Segundo a Polícia Militar, os atendimentos prestados por profissionais da Secretaria de Estado de Saúde do Distrito Federal (SES-DF) consistiram, em sua maioria, em avaliações clínicas de rotina, com monitoramento do estado geral de saúde do detento e acompanhamento regular.

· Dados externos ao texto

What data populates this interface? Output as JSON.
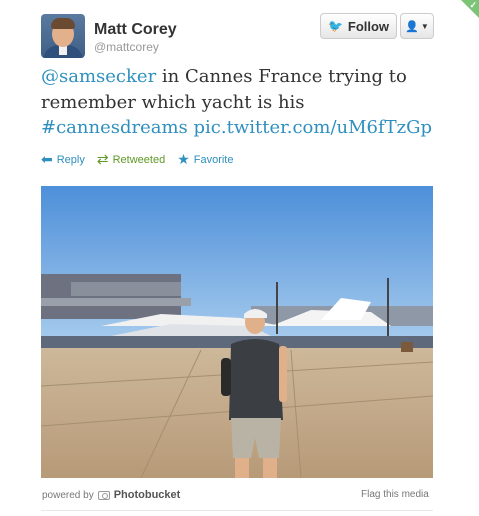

Bolsonaro cumpre pena de 27 anos e três meses de prisão após condenação pelo STF no âmbito da ação penal relacionada à trama golpista. Ele está sob custódia por determinação da Corte, que também estabelece as normas de visitas e de assistência religiosa. Entre os registros citados está a autorização que permitiu a ida do bispo Robson Rodovalho ao local. A assistência espiritual está prevista entre as prerrogativas constitucionais asseguradas a pessoas privadas de liberdade.
Desde o início do cumprimento da pena, o ex-presidente deixou a unidade da Polícia Federal onde estava inicialmente e foi transferido para dependências administradas pela Polícia Militar do Distrito Federal. Paralelamente, a defesa tem apresentado pedidos para que Bolsonaro passe ao regime de prisão domiciliar, alegando que ele não teria condições de saúde para permanecer sob custódia nas condições atuais.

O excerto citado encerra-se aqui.